The Fall (2006)— An Analysis — Part Three

We come to the end of this little trilogy. Our final chapter isn’t intended to analyze a single element, but rather to cover some of the things that I may have missed.

We’ve talked about the masks. About the stories. About how we are all connected through stories and entangled in each others lives as actors. But, how does this relate to the overall work that is The Fall.

In a way, it doesn’t. Not inherently. For art is subjective and you must find your own meaning and craft your own interpretation of a work of art. That said, most works of art are crafted with a few interpretations and meanings in mind. Don’t think, however, that this means there is one right answer. If that were the case, Tarsem Singh would have told us all about it. Instead, as most artists prefer to do, he has left this slate of interpretation blank. That way, we can create our own meaning and our own thoughts.

This ties into the final meaning of this work. Through the creation of art, and through the consumption of art, we become the artist. Alexandria begins not as a mere listener, but as a creator. By listening to the story that Roy fashions, she invests it with her own imagination and her own meaning. For example, during the part where Roy tells the story of “The Indian”, he mentions that The Indian was married to the most beautiful “squaw” in the world. Squaw is a word that refers to an American Indian woman. Not a woman from India. This is just one example, out of many, that comes to the fore. As Alexandria does not know what a squaw is and has never seen an American Indian — or maybe she has — she imagines this character as someone from India. Or, as seen near the end of the movie, a man that she thinks is from India.
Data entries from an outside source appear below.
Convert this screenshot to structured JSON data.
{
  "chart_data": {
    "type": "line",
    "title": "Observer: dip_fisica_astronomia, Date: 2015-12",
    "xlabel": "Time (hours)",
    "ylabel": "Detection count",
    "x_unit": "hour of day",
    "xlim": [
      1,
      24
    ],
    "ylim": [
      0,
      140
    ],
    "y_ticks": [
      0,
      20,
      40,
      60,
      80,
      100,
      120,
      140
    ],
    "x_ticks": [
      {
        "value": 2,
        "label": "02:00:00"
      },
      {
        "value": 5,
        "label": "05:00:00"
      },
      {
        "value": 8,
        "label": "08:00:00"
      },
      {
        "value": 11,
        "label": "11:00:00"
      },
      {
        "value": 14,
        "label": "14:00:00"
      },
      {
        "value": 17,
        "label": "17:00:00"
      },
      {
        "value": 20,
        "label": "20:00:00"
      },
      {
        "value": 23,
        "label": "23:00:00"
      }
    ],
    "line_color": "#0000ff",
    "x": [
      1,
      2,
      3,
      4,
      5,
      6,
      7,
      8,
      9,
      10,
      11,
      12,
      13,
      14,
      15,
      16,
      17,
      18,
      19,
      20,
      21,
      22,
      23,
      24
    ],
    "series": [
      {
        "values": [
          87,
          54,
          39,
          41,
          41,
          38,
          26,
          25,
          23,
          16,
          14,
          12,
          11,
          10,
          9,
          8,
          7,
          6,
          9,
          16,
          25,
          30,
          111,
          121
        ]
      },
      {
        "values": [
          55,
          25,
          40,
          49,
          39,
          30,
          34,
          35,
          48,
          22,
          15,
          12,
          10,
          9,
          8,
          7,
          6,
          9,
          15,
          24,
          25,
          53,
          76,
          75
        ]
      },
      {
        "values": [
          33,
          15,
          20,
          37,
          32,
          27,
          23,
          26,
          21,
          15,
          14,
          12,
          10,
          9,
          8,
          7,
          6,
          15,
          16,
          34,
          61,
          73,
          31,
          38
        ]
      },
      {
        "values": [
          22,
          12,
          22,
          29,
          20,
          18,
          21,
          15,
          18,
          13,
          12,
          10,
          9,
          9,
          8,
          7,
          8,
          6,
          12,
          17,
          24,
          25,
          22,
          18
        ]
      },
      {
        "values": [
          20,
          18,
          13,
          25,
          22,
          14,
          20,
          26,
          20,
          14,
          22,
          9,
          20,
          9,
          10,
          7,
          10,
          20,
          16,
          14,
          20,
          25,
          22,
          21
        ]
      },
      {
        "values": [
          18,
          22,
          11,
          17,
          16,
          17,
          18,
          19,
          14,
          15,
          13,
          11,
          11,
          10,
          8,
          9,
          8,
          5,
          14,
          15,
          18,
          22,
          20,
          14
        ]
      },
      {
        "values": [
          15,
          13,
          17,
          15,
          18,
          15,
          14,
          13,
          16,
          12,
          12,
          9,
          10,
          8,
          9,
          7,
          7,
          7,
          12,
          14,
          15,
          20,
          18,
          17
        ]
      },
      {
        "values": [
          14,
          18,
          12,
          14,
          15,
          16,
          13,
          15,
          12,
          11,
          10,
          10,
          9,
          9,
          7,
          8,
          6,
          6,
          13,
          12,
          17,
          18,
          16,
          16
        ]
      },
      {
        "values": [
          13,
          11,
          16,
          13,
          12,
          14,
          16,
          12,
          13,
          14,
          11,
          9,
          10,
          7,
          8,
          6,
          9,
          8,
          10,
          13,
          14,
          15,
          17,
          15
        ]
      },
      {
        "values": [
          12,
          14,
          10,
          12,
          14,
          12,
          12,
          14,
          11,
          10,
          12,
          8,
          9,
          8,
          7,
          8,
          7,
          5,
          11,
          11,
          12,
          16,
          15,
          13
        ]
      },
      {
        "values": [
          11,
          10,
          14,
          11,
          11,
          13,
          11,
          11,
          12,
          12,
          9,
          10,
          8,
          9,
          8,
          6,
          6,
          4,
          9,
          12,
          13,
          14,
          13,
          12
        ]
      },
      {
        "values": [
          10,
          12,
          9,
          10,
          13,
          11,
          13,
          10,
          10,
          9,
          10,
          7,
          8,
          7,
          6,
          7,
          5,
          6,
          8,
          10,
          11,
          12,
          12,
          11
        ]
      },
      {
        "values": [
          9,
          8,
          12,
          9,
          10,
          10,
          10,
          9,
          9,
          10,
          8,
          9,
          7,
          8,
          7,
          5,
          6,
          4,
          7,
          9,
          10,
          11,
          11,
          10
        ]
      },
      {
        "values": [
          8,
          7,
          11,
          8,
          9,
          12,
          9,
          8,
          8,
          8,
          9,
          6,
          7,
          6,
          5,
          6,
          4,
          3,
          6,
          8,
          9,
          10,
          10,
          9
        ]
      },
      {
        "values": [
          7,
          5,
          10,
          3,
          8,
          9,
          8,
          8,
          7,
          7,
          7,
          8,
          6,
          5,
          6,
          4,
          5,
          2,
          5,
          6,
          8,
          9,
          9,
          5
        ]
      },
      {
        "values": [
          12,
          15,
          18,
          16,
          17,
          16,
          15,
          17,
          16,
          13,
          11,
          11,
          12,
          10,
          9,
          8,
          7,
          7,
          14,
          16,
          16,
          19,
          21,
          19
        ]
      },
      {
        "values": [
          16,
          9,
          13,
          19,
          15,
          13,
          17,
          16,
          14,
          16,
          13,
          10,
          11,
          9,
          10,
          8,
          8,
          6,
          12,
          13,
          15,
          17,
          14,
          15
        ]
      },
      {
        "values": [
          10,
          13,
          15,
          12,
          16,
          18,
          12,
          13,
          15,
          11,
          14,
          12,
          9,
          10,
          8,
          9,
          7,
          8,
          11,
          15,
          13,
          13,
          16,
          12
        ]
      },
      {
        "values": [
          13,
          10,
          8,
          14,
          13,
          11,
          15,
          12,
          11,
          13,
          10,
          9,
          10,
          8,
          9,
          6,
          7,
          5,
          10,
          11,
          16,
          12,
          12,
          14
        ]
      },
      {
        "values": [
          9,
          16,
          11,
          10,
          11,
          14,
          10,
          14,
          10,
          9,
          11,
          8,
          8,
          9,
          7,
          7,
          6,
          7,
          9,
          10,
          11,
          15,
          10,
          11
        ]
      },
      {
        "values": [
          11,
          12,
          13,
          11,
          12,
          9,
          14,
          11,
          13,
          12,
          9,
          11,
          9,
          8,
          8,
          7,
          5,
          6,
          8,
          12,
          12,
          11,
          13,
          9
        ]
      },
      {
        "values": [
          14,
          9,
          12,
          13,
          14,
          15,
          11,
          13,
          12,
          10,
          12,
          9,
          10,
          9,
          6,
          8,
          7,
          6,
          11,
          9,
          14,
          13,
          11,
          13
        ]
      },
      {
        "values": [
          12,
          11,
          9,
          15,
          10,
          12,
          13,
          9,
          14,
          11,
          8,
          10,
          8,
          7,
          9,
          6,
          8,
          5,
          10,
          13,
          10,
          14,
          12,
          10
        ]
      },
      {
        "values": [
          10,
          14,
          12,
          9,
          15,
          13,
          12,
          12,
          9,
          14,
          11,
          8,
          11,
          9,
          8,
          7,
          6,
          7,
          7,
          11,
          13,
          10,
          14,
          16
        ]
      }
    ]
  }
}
Art is not a one-way journey. Much like a book, we invest ourselves in the stories that we read and watch and listen to. The good ones become a part of us. A part of ourselves. That is what The Fall did to me. It became a part of me. My experience is unique, in that I saw things that others did not. Many won’t see the things that I saw, and that’s okay. That is the nature of art. The nature of stories. We are all participants in the creation of art and stories. Just as we are all participants in the lives of others.
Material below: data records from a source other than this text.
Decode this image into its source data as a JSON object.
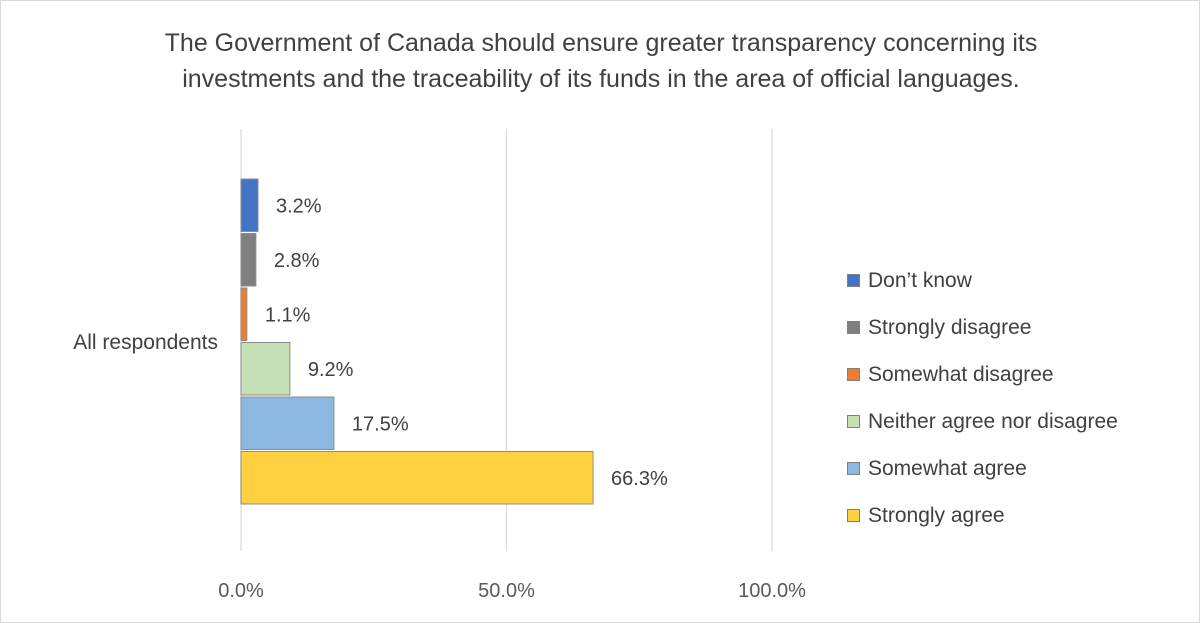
{
  "chart_data": {
    "type": "bar",
    "orientation": "horizontal",
    "title": "The Government of Canada should ensure greater transparency concerning its\ninvestments and the traceability of its funds in the area of official languages.",
    "categories": [
      "All respondents"
    ],
    "xlim": [
      0,
      100
    ],
    "x_ticks": [
      "0.0%",
      "50.0%",
      "100.0%"
    ],
    "grid": true,
    "legend_position": "right",
    "series": [
      {
        "name": "Don’t know",
        "values": [
          3.2
        ],
        "label": "3.2%",
        "color": "#4472c4"
      },
      {
        "name": "Strongly disagree",
        "values": [
          2.8
        ],
        "label": "2.8%",
        "color": "#7f7f7f"
      },
      {
        "name": "Somewhat disagree",
        "values": [
          1.1
        ],
        "label": "1.1%",
        "color": "#ed7d31"
      },
      {
        "name": "Neither agree nor disagree",
        "values": [
          9.2
        ],
        "label": "9.2%",
        "color": "#c5e0b4"
      },
      {
        "name": "Somewhat agree",
        "values": [
          17.5
        ],
        "label": "17.5%",
        "color": "#8cb7e0"
      },
      {
        "name": "Strongly agree",
        "values": [
          66.3
        ],
        "label": "66.3%",
        "color": "#ffd040"
      }
    ]
  }
}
Sometimes, these roles are small. Other times, we become very important participants in the lives of others and in the creation of art. Just as Alexandria became a major participant in the creation of the story. Going so far as to insert herself into the story and radically altering certain events. Such as the — at the time — inevitable death of Roy at the hands of Governor Odious. Because of her presence in the story and the extent in which she had invested herself in both the story and Roy’s life, she was able to alter the story and create a new meaning for both Roy and herself.

In the end, The Fall is a superb film. One with many layers and many complex ideas. But those aren’t really important. What is important is that The Fall is a tender and human story about two people and the power of love and art. For that reason, I highly recommend that. Oh, and the movie is also a visual delight. That’s another reason to give it a watch if you haven’t already.